Türk Büro-Sen Gümüşhane Şube Başkanı Faruk Ünlü, TÜİK‘in haziran ayı enflasyon rakamlarını açıklamasının ardından Ocak ayında memur maaşlarına yapılan yüzde 15’lik artışın 6 aylık sürede 9,73 puan eridiğini söyledi.

Ünlü: Ek zam ve refah payından başka çare yok

Yaptığı açıklamada yalnızca 2024 yılında memur maaşlarındaki erimenin 10 puana yaklaştığını, alım gücündeki düşüşün mutfak masrafları ve zorunlu harcamalar hesaba katıldığında çok daha fazla olduğunu kaydeden Ünlü, yapılan hesaplamalara göre bu ay itibarı ile memur ve emekli maaşlarına yüzde 9,31 oranında enflasyon farkı ödeneceğini, bunun bir artış olmaktan ziyade dönem içinde meydana gelen erimenin dönem sonunda karşılanması nedeniyle kamu çalışanlarının zararlarını dahi karşılamaktan uzak kalan bir araç olduğunu belirtti.

“Yeni vergi düzenlemeleri ve zamlar dar gelirlileri zora sokuyor”

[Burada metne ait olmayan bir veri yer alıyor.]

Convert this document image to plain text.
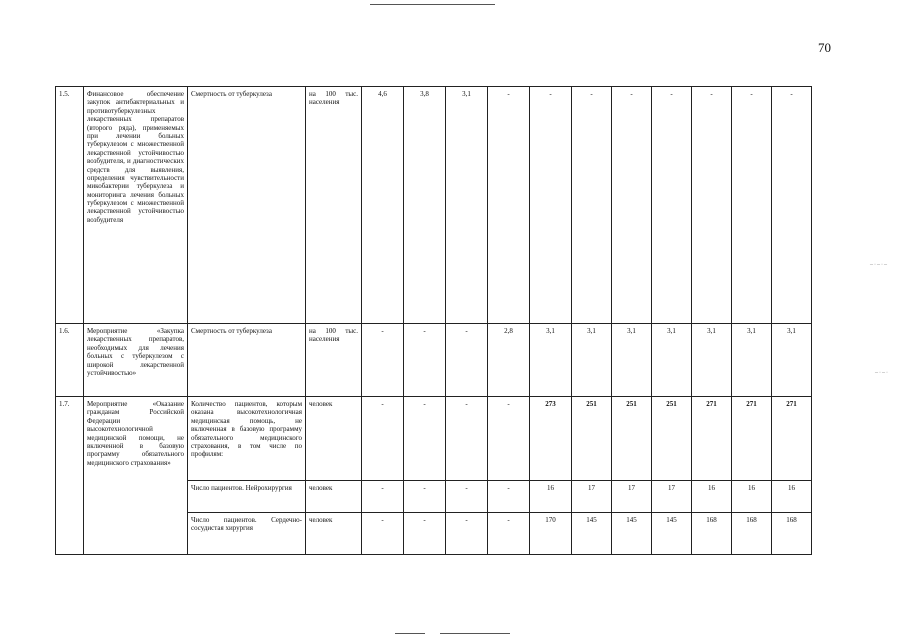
–·–·–
–·–·
70
1.5.	Финансовое обеспечение закупок антибактериальных и противотуберкулезных лекарственных препаратов (второго ряда), применяемых при лечении больных туберкулезом с множественной лекарственной устойчивостью возбудителя, и диагностических средств для выявления, определения чувствительности микобактерии туберкулеза и мониторинга лечения больных туберкулезом с множественной лекарственной устойчивостью возбудителя	Смертность от туберкулеза	на 100 тыс. населения	4,6	3,8	3,1	-	-	-	-	-	-	-	-
1.6.	Мероприятие «Закупка лекарственных препаратов, необходимых для лечения больных с туберкулезом с широкой лекарственной устойчивостью»	Смертность от туберкулеза	на 100 тыс. населения	-	-	-	2,8	3,1	3,1	3,1	3,1	3,1	3,1	3,1
1.7.	Мероприятие «Оказание гражданам Российской Федерации высокотехнологичной медицинской помощи, не включенной в базовую программу обязательного медицинского страхования»	Количество пациентов, которым оказана высокотехнологичная медицинская помощь, не включенная в базовую программу обязательного медицинского страхования, в том числе по профилям:	человек	-	-	-	-	273	251	251	251	271	271	271
		Число пациентов. Нейрохирургия	человек	-	-	-	-	16	17	17	17	16	16	16
		Число пациентов. Сердечно-сосудистая хирургия	человек	-	-	-	-	170	145	145	145	168	168	168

Türkiye’nin ekonomik olarak içinde bulunduğu durumdan çıkması, kamunun finans ihtiyacının karşılanması için pek çok tedbir alındığını hatırlatan Ünlü, “Geçtiğimiz aylarda da bu amaçla tasarruf tedbirleri adı altında birtakım tedbirler öngörülmüştü. Bu önlemlerin büyük bir kısmı, servis hizmetlerinin kaldırılması, koruyucu giyim yardımı, fazla mesai ödemeleri, lojman kiraları gibi kamu çalışanlarının ekonomik ve özlük haklarını doğrudan ilgilendiren konuları içermekteydi. Şimdi ise yeni vergi düzenlemeleri, elektrik fiyatlarına yüzde 38 oranında zam yapılması gibi yine dar ve sabit gelirlileri zora sokacak tedbirler alınmaktadır” diye konuştu.

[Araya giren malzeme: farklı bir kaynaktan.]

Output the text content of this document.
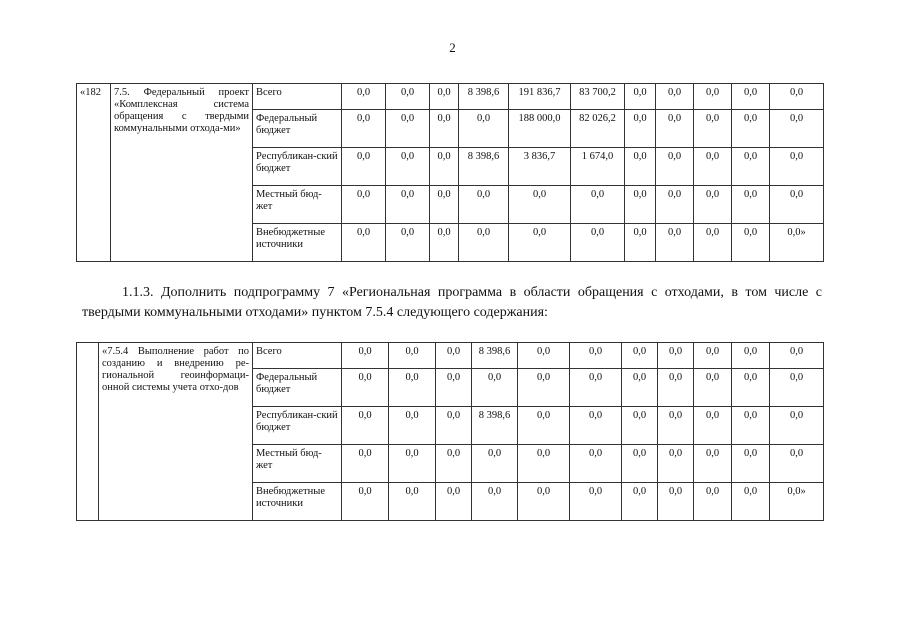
2
«182	7.5. Федеральный проект «Комплексная система обращения с твердыми коммунальными отхода-ми»	Всего	0,0	0,0	0,0	8 398,6	191 836,7	83 700,2	0,0	0,0	0,0	0,0	0,0
		Федеральный бюджет	0,0	0,0	0,0	0,0	188 000,0	82 026,2	0,0	0,0	0,0	0,0	0,0
		Республикан-ский бюджет	0,0	0,0	0,0	8 398,6	3 836,7	1 674,0	0,0	0,0	0,0	0,0	0,0
		Местный бюд-жет	0,0	0,0	0,0	0,0	0,0	0,0	0,0	0,0	0,0	0,0	0,0
		Внебюджетные источники	0,0	0,0	0,0	0,0	0,0	0,0	0,0	0,0	0,0	0,0	0,0»
1.1.3. Дополнить подпрограмму 7 «Региональная программа в области обращения с отходами, в том числе с твердыми коммунальными отходами» пунктом 7.5.4 следующего содержания:
	«7.5.4 Выполнение работ по созданию и внедрению ре-гиональной геоинформаци-онной системы учета отхо-дов	Всего	0,0	0,0	0,0	8 398,6	0,0	0,0	0,0	0,0	0,0	0,0	0,0
		Федеральный бюджет	0,0	0,0	0,0	0,0	0,0	0,0	0,0	0,0	0,0	0,0	0,0
		Республикан-ский бюджет	0,0	0,0	0,0	8 398,6	0,0	0,0	0,0	0,0	0,0	0,0	0,0
		Местный бюд-жет	0,0	0,0	0,0	0,0	0,0	0,0	0,0	0,0	0,0	0,0	0,0
		Внебюджетные источники	0,0	0,0	0,0	0,0	0,0	0,0	0,0	0,0	0,0	0,0	0,0»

Bir tarafta enflasyona sonradan eşitlenen maaşlar, diğer tarafta ise sürekli artan vergi yükü ve azalan gelirlerle memur ve emeklilerin bu şartlarda hayatlarını idame ettirmesinin beklendiğini vurgulayan Ünlü, “Hal böyle olunca giderek artan yaşam maliyetleri ve artan vergiler sonucunda memur ve emeklilerimizin eriyen maaşları ile ay sonunu getirmeleri imkânsız hale gelmektedir. Ücret ve vergi politikaları, gelir dağılımının sağlanacağı maaşlardaki erimenin durdurulacağı tek mekanizmadır. Kamu hizmetlerinin açıklanan enflasyonun üzerinde artırılması enflasyonu yükseltici bir etki yapacağı gibi dar ve sabit gelirli kesim için de ağır bir darbe olmaktadır” dedi.

“Bu vergi politikasıyla Türkiye, Avrupa’nın en yüksek dolaylı vergi oranına sahip ülkesi olmuştur”

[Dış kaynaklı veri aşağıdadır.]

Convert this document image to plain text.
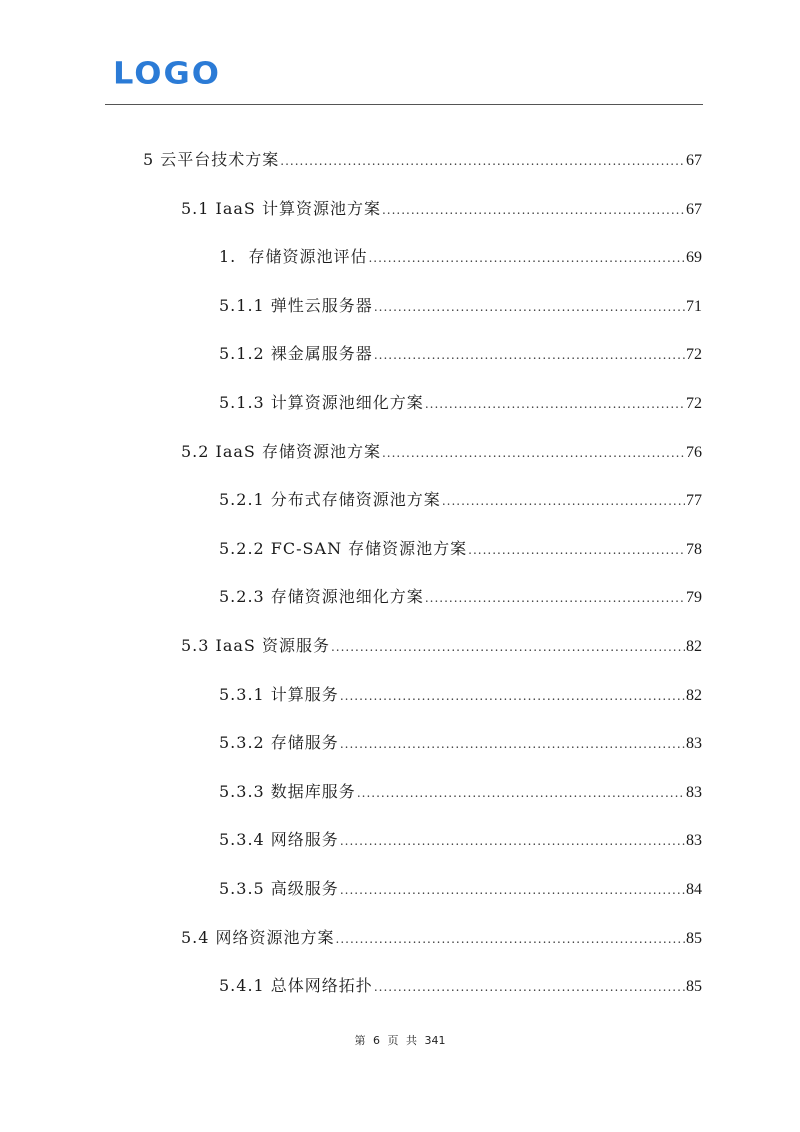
LOGO
5 云平台技术方案 .....	67
5.1 IaaS 计算资源池方案 .....	67
1. 存储资源池评估 .....	69
5.1.1 弹性云服务器 .....	71
5.1.2 裸金属服务器 .....	72
5.1.3 计算资源池细化方案 .....	72
5.2 IaaS 存储资源池方案 .....	76
5.2.1 分布式存储资源池方案 .....	77
5.2.2 FC-SAN 存储资源池方案 .....	78
5.2.3 存储资源池细化方案 .....	79
5.3 IaaS 资源服务 .....	82
5.3.1 计算服务 .....	82
5.3.2 存储服务 .....	83
5.3.3 数据库服务 .....	83
5.3.4 网络服务 .....	83
5.3.5 高级服务 .....	84
5.4 网络资源池方案 .....	85
5.4.1 总体网络拓扑 .....	85
第 6 页 共 341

Türkiye’nin vergi politikasının kayıt altındakinden alabildiğine vergi tahsili üzerine kurgulandığını, dar ve sabit gelirlilerin ödediği verginin üst gelir gruplarının çok daha üzerine çıktığını kaydeden Ünlü, “Dolayısıyla halihazırda vergi ödeyenden daha fazla alarak açığı kapatmak yerine hiç vergi ödemeyen ya da ödemesi gerekenden daha az ödeyen kesime yönelmek doğru bir yaklaşım olacaktır. Bu politika nedeniyle Türkiye, Avrupa’nın en yüksek dolaylı vergi oranına sahip ülkesi olmuştur. Bu nedenle vergi politikaları vergiyi tabana değil artık tavana yaymak şeklinde belirlenmeli ve herkesin gelirine göre vergi ödemesini sağlayacak, servet transferini alttan yukarı doğru değil yukarıdan aşağıya doğru gerçekleştirecek vergi sistemine ihtiyaç vardır. Aksi halde ekonomideki bütün olumsuz gelişmeler dar ve sabit gelirlilerin yapacağı fedakarlığa bağlı olarak aşılmakta, her dönemde zengin daha zengin fakir daha fakir hale gelmektedir. Bu nedenle artık memur ve emeklilerimizin üzerindeki ekonomik yükü hafifletmenin vakti gelmiştir. Memur ve emeklilerin üzerindeki bu yükü hafifletmenin yolu önce maaşları açlık ve yoksulluk sınırından kurtarmak sonra maaşlara enflasyonun üzerinde bir artış yapmaktan geçmektedir. Alım gücünü korumanın ve yükseltmenin yolu ise refah payı ödemesidir” dedi.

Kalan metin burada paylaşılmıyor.